Nonprofit leaders, as well as those in the corporate world and government, seem unwilling to accept responsibility for their decisions and actions.
We got an all-too-painful reminder of this over the weekend after the Newtown tragedy, as officials of the nonprofit National Rifle Association refused invitations to speak to reporters and to explain why they have acted to block assault-weapon gun-control laws. A few days later, when it released an unapologetic statement, it continued to refuse to speak to its record.
This followed soon after the founding president of the nonprofit Social Accountability International vaguely defended her organization’s award of its highest certification to the Bangladesh garment factory which, just weeks after its last inspection, burned down, killing over 260 workers.
As in so many other scandals, instead of accepting accountability and consequences, leaders make every effort to push responsibility down the line and pass it off onto others—and then try to impose only minimal repercussions on those assigned blame.
While the public’s attention has often focused on corporate wrongdoers and government officials trying to dodge blame for their actions, Americans are now noticing that nonprofit leaders are also seeking to avoid responsibility for making tough decisions and accountability for their actions.
In the government’s fiscal-cliff discussions, for instance, most nonprofit leaders have been shamefully absent from the debate. Sinking to the lowest common denominator, they have spent all their time working mightily to defend the charitable tax deduction for themselves and their members. They have remained silent on the larger and much more consequential battles involved as elected officials talk of cutting services to the needy while preserving tax breaks for the wealthiest Americans.
In doing so, nonprofit leaders abet the hyperpartisan politicians who continue to ignore the public will and paralyze our nation, working for their campaign contributors instead of saving our economy or solving other problems.
We should expect nonprofit leaders to speak out when both government and business do wrong. And they should speak even more loudly when their peers don’t act responsibly.
For example, why have nonprofit leaders allowed college executives to go unchallenged in their avarice? Twenty percent of private-college presidents now earn more than $600,000 a year, with better than 7 percent pulling in over $1-million annually.
University presidents and other administrators draw these large salaries while higher education has close to 750,000 workers paid less than poverty wages. Those executives ostensibly lead charitable institutions, but they are known to best serve students of privilege while failing to provide affordable opportunities for upward mobility to so many who desperately need them.
Many health and cultural institutions as well as other large charities also pay such outsized salaries. Executives seem set on enjoying their perks rather than championing their institutions’ charitable missions. To whom are they accountable?
Occasionally outside organizations do assign blame. The New York Attorney General has just forced the president of one organization, Educational Housing Services, to repay millions in excess compensation and self-dealing gains while also requiring derelict board members to pay $1-million for their “stunning” negligence in allowing such abuse.
And punishment may come to Graham Spanier, the former president of Pennsylvania State University. He was indicted last month, joining other administrative colleagues also scheduled to be tried, for helping to establish and maintain a “culture of silence” surrounding the then-continuing child sexual abuse committed by a coach in the university’s renowned football program.
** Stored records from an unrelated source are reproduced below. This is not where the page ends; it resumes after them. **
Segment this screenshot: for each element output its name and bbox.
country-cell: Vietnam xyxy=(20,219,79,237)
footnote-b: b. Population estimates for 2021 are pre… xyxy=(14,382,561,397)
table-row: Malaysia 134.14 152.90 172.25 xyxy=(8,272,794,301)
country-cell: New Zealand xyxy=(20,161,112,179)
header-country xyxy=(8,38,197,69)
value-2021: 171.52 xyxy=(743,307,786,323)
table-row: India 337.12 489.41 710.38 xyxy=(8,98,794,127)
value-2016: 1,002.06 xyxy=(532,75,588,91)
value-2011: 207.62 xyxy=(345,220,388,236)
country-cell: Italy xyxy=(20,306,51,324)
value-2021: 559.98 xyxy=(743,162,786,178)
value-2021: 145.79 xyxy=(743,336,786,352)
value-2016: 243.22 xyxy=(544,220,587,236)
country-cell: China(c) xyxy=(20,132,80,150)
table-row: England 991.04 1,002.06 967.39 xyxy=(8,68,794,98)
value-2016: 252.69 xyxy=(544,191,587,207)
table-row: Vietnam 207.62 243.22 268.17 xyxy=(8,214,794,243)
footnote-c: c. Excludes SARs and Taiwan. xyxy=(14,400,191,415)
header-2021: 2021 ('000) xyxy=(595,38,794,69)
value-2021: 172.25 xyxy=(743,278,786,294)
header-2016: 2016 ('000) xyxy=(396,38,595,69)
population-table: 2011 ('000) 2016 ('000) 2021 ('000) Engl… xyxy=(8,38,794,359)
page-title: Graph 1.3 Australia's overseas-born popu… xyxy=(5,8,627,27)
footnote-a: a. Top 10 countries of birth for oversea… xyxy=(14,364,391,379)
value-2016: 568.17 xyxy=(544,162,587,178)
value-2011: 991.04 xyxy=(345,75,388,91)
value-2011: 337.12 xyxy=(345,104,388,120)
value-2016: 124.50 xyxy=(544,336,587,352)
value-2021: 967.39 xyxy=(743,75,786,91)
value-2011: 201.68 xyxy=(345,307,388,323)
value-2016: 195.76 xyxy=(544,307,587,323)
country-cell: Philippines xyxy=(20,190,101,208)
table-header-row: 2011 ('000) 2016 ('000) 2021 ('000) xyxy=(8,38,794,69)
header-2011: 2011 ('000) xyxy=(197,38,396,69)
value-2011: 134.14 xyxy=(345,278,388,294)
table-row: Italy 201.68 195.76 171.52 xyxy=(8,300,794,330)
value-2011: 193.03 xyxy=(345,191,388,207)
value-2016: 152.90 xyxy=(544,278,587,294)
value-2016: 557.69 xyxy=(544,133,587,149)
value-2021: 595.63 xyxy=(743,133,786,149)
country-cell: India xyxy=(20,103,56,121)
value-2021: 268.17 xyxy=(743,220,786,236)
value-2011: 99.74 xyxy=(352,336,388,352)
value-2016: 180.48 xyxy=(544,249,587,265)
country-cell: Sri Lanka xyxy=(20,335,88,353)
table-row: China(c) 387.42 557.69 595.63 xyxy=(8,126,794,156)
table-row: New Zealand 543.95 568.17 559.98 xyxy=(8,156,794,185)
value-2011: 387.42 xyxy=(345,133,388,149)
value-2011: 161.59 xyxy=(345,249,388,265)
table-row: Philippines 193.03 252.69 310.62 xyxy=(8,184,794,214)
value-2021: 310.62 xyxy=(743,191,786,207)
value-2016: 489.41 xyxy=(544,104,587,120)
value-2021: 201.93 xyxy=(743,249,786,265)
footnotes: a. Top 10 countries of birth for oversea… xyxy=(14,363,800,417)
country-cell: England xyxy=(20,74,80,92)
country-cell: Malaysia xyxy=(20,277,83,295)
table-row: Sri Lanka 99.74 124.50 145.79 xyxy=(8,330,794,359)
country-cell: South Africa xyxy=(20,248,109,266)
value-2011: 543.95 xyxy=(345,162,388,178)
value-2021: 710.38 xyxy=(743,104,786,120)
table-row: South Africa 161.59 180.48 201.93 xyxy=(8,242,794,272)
But these consequences are among the rare exceptions.
Instead, too many Americans perpetuate and blame an amorphous “institutional culture” instead of ascribing responsibility to individuals.
We fail to hold miscreants to account for their sometimes criminal, certainly selfish, decisions and actions. Rather than demand accountability from people with personal responsibility for gross malfeasance, we instead act as though it is the faceless institutions and organizations that cause abuses.
It’s as if entities do wrong, not people—banks and not bankers, Wall Street and not investment brokers, corporations and not their CEOs, Congress and not elected legislators, universities and hospitals and not their administrators, charities and not their board members or executives. We even talk of a sector’s culture as if people are powerless to do anything but acquiesce—often to their own benefit—to dysfunctional practices that profit the individual over the common good.
It is time for that to stop. America continues to be confronted by serious abuse in some of its most important institutions, including charitable ones. While many people are harmed by such sometimes calamitous actions, the responsible individuals appear to face few meaningful consequences. That is wrong.
Too many nonprofit organizations allow personnel and operating practices that victimize the people they should be serving. This remains even more often true in the market and in politics. We’re much more likely to lock up a street criminal than a corrupt executive—although on balance it’s the latter who has caused the greater harm. We need to change that.
Charity leaders should encourage and support efforts to hold one another accountable for serving the common good over private interests. Those efforts must extend to elected officials and other government leaders, and to corporate executives. We need powerful and effective new mechanisms, both voluntary and regulatory, to accomplish those purposes.
If as a society we don’t prevent bad practices by insisting that organizational leaders take responsibility and face the consequences of their decisions and actions, it is always others who instead will suffer.
That may be in the interests of organizational and institutional elites, but it victimizes the rest of us.